Military supervisors must have access to soldiers' personnel records and be aware of signs of potential workplace violence, the Defense Department said Friday in its final report on the Fort Hood shootings.
The report addresses some government failures and other problems uncovered in the Pentagon investigation launched after the Nov. 5 shootings that left 13 dead and dozens injured on the Texas Army post. In some cases, the final report does not provide specific guidance on how to change, update or clarify policies but says they should comply with certain military policies and codes.
Soon after the Pentagon report's January release, Defense Secretary Robert Gates ordered a comprehensive weapons policy for military bases and addressed other pressing issues.
The 23-page Defense Department report released Friday addresses the remaining Pentagon recommendations — including a greater focus on predicting and preventing internal threats. It also says policy changes will improve communications between government agencies and military installations, and expand military bases' emergency response capabilities.
But it says more studies are necessary in certain areas, because medical and mental-health screening policies "do not provide a comprehensive assessment of violence indicators" and another policy "lacks the clarity necessary to help commanders distinguish appropriate religious practices from those that might indicate a potential for violence or self-radicalization."
An Army psychiatrist, Maj. Nidal Hasan, has been charged with 13 counts of premeditated murder and 32 counts of attempted premeditated murder. In October he faces an Article 32 hearing, similar to a civilian grand jury proceeding, in which a judge will hear witness testimony to determine whether the case should go to trial.
Hasan's attorney, John Galligan, said Friday that the Defense Department's report is vague.
"This whole report is designed to tell people we need to start looking for internal threats, but it doesn't say what those threats are ... and calls into question people's privacy and constitutional rights," Galligan said Friday from his office near Fort Hood, about 120 miles south of Fort Worth.
House Armed Services Committee Chairman Ike Skelton, D-Mo., said he was optimistic that the revised policies "will improve the safety of our force in measurable ways for years to come."
Leila Hunt Willingham, whose brother died in the shootings, said she's glad the government is addressing the problems, but she's not sure what could be done to prevent similar violence.

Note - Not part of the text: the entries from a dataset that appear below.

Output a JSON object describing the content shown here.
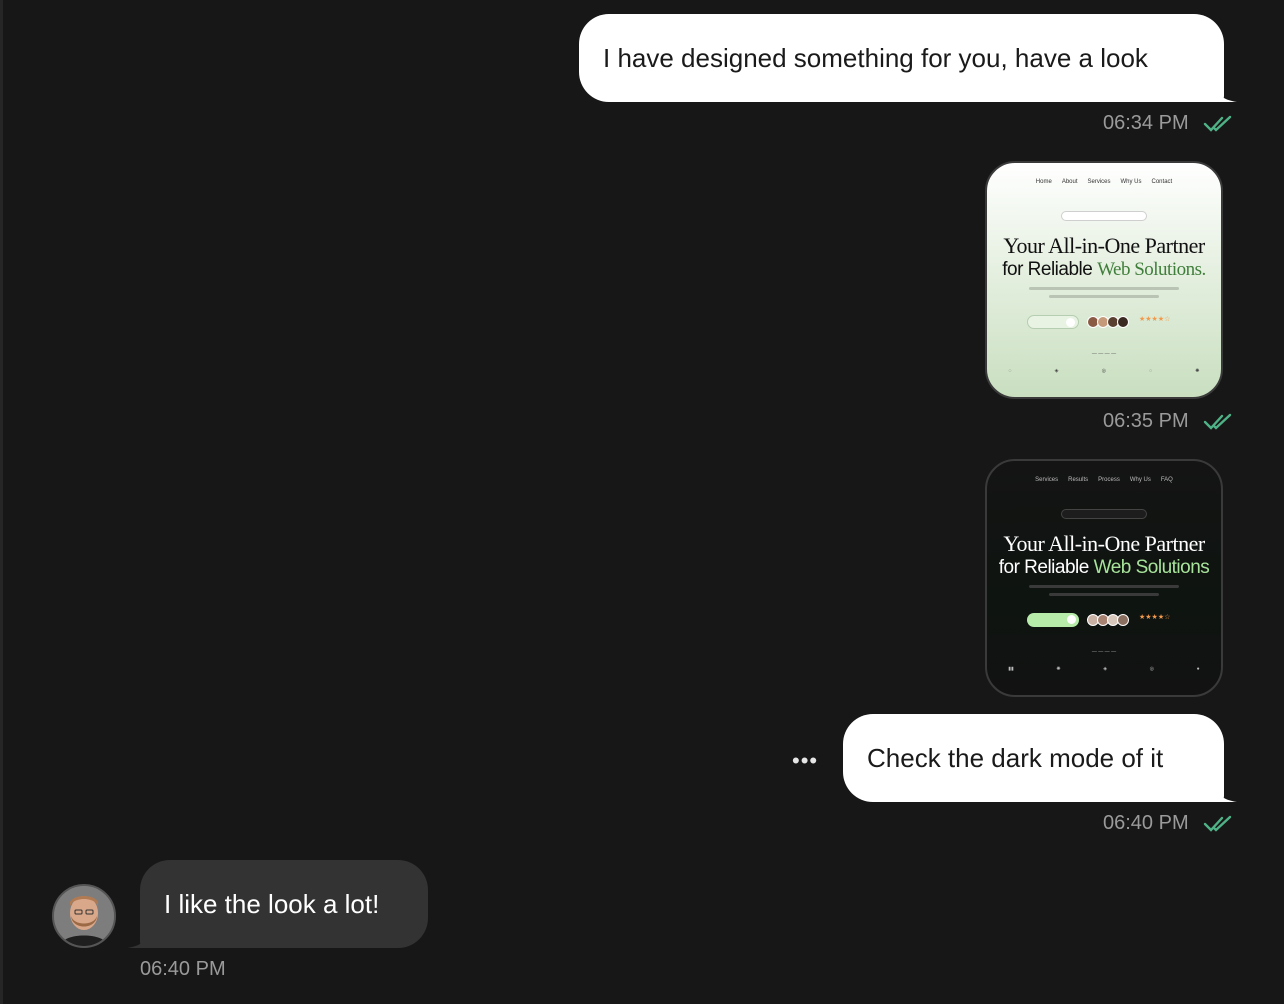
{
  "messages": {
    "m1": {
      "text": "I have designed something for you, have a look",
      "time": "06:34 PM"
    },
    "m2": {
      "time": "06:35 PM"
    },
    "m4": {
      "text": "Check the dark mode of it",
      "time": "06:40 PM"
    },
    "m5": {
      "text": "I like the look a lot!",
      "time": "06:40 PM"
    }
  },
  "preview_light": {
    "nav": [
      "Home",
      "About",
      "Services",
      "Why Us",
      "Contact"
    ],
    "hero_line1": "Your All-in-One Partner",
    "hero_line2_plain": "for Reliable",
    "hero_line2_accent": "Web Solutions."
  },
  "preview_dark": {
    "nav": [
      "Services",
      "Results",
      "Process",
      "Why Us",
      "FAQ"
    ],
    "hero_line1": "Your All-in-One Partner",
    "hero_line2_plain": "for Reliable",
    "hero_line2_accent": "Web Solutions"
  },
  "icons": {
    "read_receipt": "double-check-icon",
    "more_options": "more-dots-icon"
  },
  "colors": {
    "background": "#171717",
    "outgoing_bubble": "#ffffff",
    "incoming_bubble": "#333333",
    "read_check": "#4fb286",
    "timestamp": "#9a9a9a"
  }
}
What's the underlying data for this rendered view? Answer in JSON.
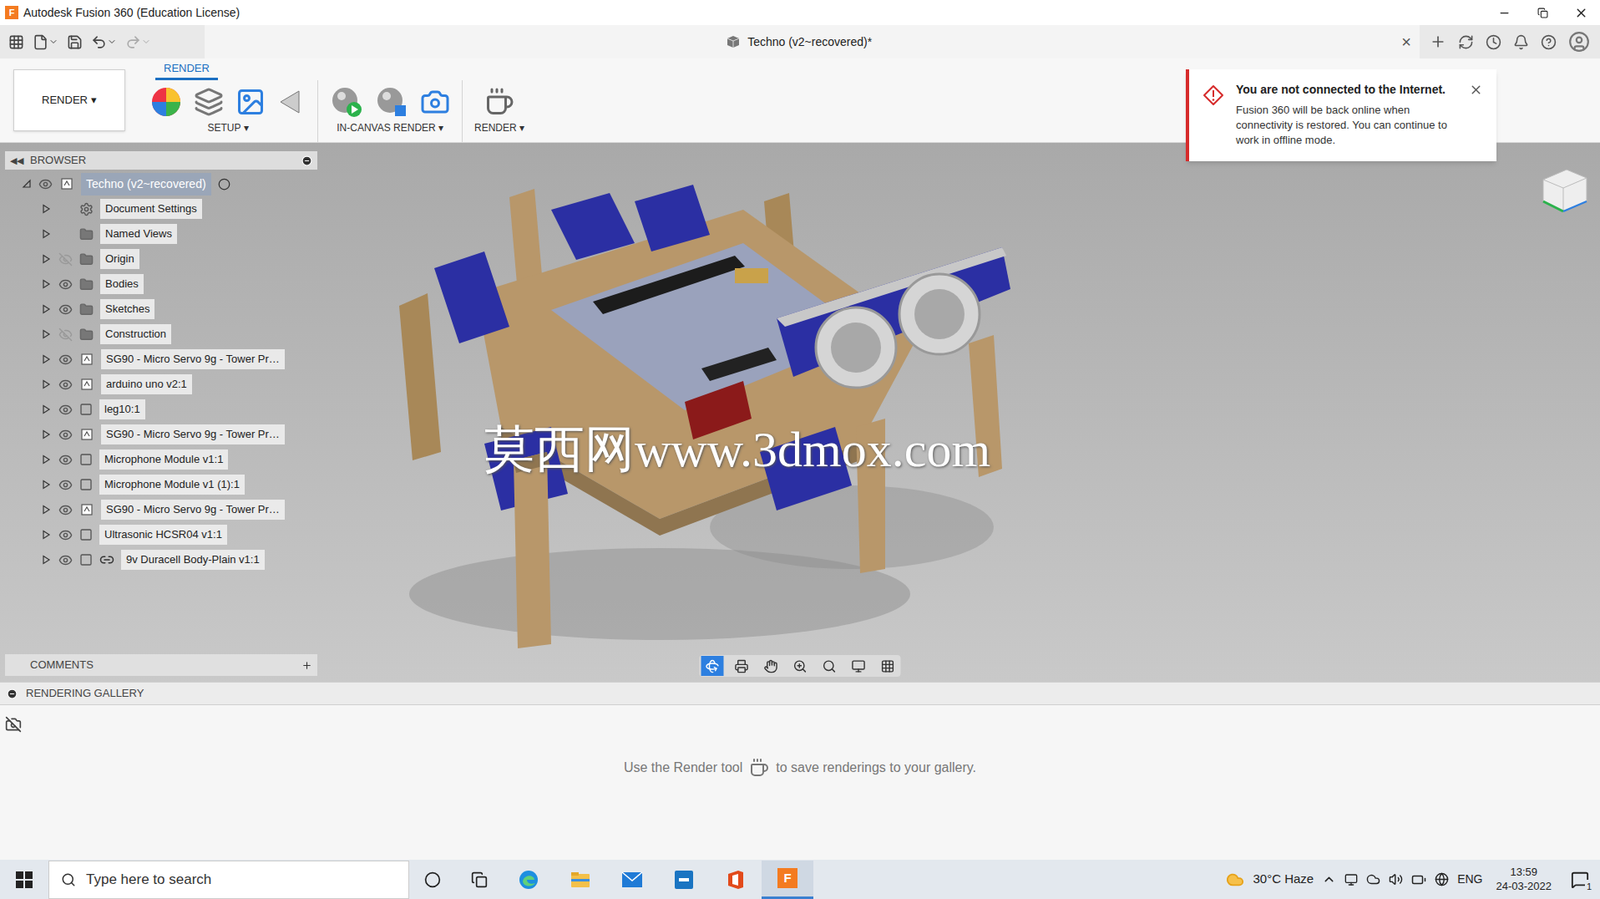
{
  "window": {
    "title": "Autodesk Fusion 360 (Education License)",
    "app_icon_letter": "F"
  },
  "document_tab": {
    "title": "Techno (v2~recovered)*",
    "close": "×"
  },
  "workspace": {
    "label": "RENDER",
    "caret": "▾"
  },
  "ribbon_tabs": [
    {
      "label": "RENDER",
      "selected": true
    }
  ],
  "ribbon_groups": [
    {
      "label": "SETUP",
      "caret": "▾"
    },
    {
      "label": "IN-CANVAS RENDER",
      "caret": "▾"
    },
    {
      "label": "RENDER",
      "caret": "▾"
    }
  ],
  "browser": {
    "title": "BROWSER",
    "root": {
      "label": "Techno (v2~recovered)",
      "expanded": true,
      "selected": true
    },
    "items": [
      {
        "label": "Document Settings",
        "kind": "settings",
        "toggle": false,
        "visible": true,
        "expanded": false
      },
      {
        "label": "Named Views",
        "kind": "folder",
        "toggle": false,
        "visible": true,
        "expanded": false
      },
      {
        "label": "Origin",
        "kind": "folder",
        "toggle": true,
        "visible": false,
        "expanded": false
      },
      {
        "label": "Bodies",
        "kind": "folder",
        "toggle": true,
        "visible": true,
        "expanded": false
      },
      {
        "label": "Sketches",
        "kind": "folder",
        "toggle": true,
        "visible": true,
        "expanded": false
      },
      {
        "label": "Construction",
        "kind": "folder",
        "toggle": true,
        "visible": false,
        "expanded": false
      },
      {
        "label": "SG90 - Micro Servo 9g - Tower Pr…",
        "kind": "component",
        "toggle": true,
        "visible": true,
        "expanded": false
      },
      {
        "label": "arduino uno v2:1",
        "kind": "component",
        "toggle": true,
        "visible": true,
        "expanded": false
      },
      {
        "label": "leg10:1",
        "kind": "occurrence",
        "toggle": true,
        "visible": true,
        "expanded": false
      },
      {
        "label": "SG90 - Micro Servo 9g - Tower Pr…",
        "kind": "component",
        "toggle": true,
        "visible": true,
        "expanded": false
      },
      {
        "label": "Microphone Module v1:1",
        "kind": "occurrence",
        "toggle": true,
        "visible": true,
        "expanded": false
      },
      {
        "label": "Microphone Module v1 (1):1",
        "kind": "occurrence",
        "toggle": true,
        "visible": true,
        "expanded": false
      },
      {
        "label": "SG90 - Micro Servo 9g - Tower Pr…",
        "kind": "component",
        "toggle": true,
        "visible": true,
        "expanded": false
      },
      {
        "label": "Ultrasonic HCSR04 v1:1",
        "kind": "occurrence",
        "toggle": true,
        "visible": true,
        "expanded": false
      },
      {
        "label": "9v Duracell Body-Plain v1:1",
        "kind": "linked",
        "toggle": true,
        "visible": true,
        "expanded": false
      }
    ]
  },
  "comments": {
    "title": "COMMENTS"
  },
  "rendering_gallery": {
    "title": "RENDERING GALLERY",
    "hint_before": "Use the Render tool",
    "hint_after": "to save renderings to your gallery."
  },
  "notification": {
    "title": "You are not connected to the Internet.",
    "body": "Fusion 360 will be back online when connectivity is restored. You can continue to work in offline mode."
  },
  "watermark": "莫西网www.3dmox.com",
  "nav_tools": [
    {
      "kind": "orbit",
      "selected": true
    },
    {
      "kind": "look",
      "selected": false
    },
    {
      "kind": "pan",
      "selected": false
    },
    {
      "kind": "zoom",
      "selected": false
    },
    {
      "kind": "fit",
      "selected": false
    },
    {
      "kind": "display",
      "selected": false
    },
    {
      "kind": "grid",
      "selected": false
    }
  ],
  "taskbar": {
    "search_placeholder": "Type here to search",
    "weather": "30°C Haze",
    "language": "ENG",
    "time": "13:59",
    "date": "24-03-2022",
    "notifications": "1",
    "apps": [
      {
        "kind": "edge",
        "active": false
      },
      {
        "kind": "explorer",
        "active": false
      },
      {
        "kind": "mail",
        "active": false
      },
      {
        "kind": "dell",
        "active": false
      },
      {
        "kind": "office",
        "active": false
      },
      {
        "kind": "fusion",
        "active": true
      }
    ]
  }
}
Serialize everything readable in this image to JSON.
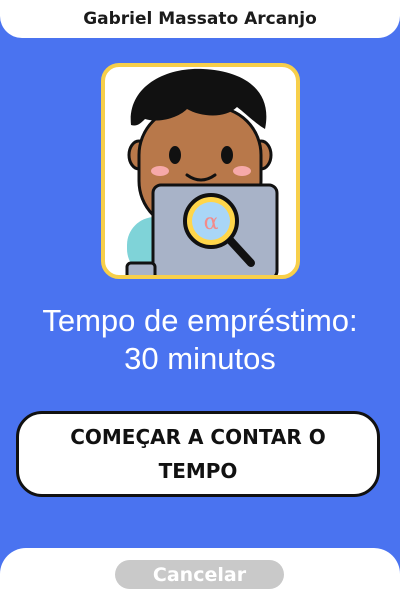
{
  "header": {
    "user_name": "Gabriel Massato Arcanjo"
  },
  "avatar": {
    "icon": "person-with-laptop-and-magnifier-icon"
  },
  "loan": {
    "line1": "Tempo de empréstimo:",
    "line2": "30 minutos"
  },
  "actions": {
    "start_label": "COMEÇAR A CONTAR O TEMPO",
    "cancel_label": "Cancelar"
  },
  "colors": {
    "background": "#4a73f0",
    "frame_border": "#f7cf4a",
    "cancel_bg": "#c9c9c9"
  }
}
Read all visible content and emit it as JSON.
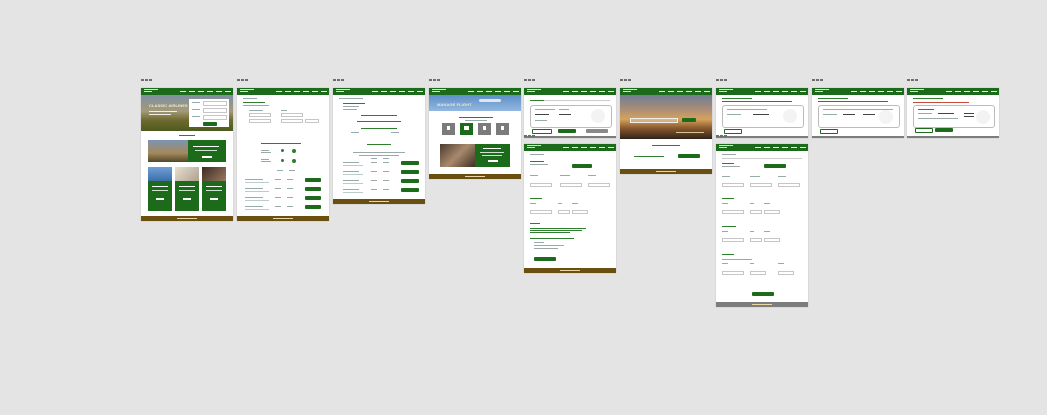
{
  "canvas": {
    "background": "#e4e4e4"
  },
  "theme": {
    "header_green": "#1b6b1b",
    "footer_brown": "#6b4f10",
    "footer_grey": "#7d7d7d"
  },
  "frames": [
    {
      "id": "home",
      "hero_title": "CLASSIC AIRLINES"
    },
    {
      "id": "search-results"
    },
    {
      "id": "booking-details"
    },
    {
      "id": "manage-flight",
      "hero_title": "MANAGE FLIGHT"
    },
    {
      "id": "form-a"
    },
    {
      "id": "sunset-landing"
    },
    {
      "id": "form-b"
    },
    {
      "id": "form-c"
    },
    {
      "id": "form-d"
    }
  ]
}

"I don't hold a lot of blame for the military because I think it was one man's decision to do an evil thing," Willingham told The Associated Press on Friday, the day before an event honoring her brother in Tipton, Okla.
Hundreds of people are expected at the Saturday parade in honor of Spc. Jason Dean "J.D." Hunt, who would have been 23 next week. Thirteen gold balloons will be released as the names of the Fort Hood victims are read.
"My brother was extremely humble, quiet and shy and would literally give his life for you, and I wanted to show that you don't have to be outspoken or from a rich family to be amazing," Willingham said. "Part of this event was honoring all 13 victims, because we're bound by this tragedy."
The DoD report addresses the two-month Pentagon investigation that found numerous problems, including discrepancies between Hasan's performance and his personnel records. Hasan was described as a loner with lazy work habits and a fixation on his Muslim religion, and he had been promoted to major based on an incomplete personnel file, investigators found.
Separately, the FBI has said it would revise its own procedures to make sure it notifies the Pentagon when it investigates a member of the military. In the Hasan case, a local joint terror task force run by the FBI with some military personnel examined Hasan but did not alert the Defense Department.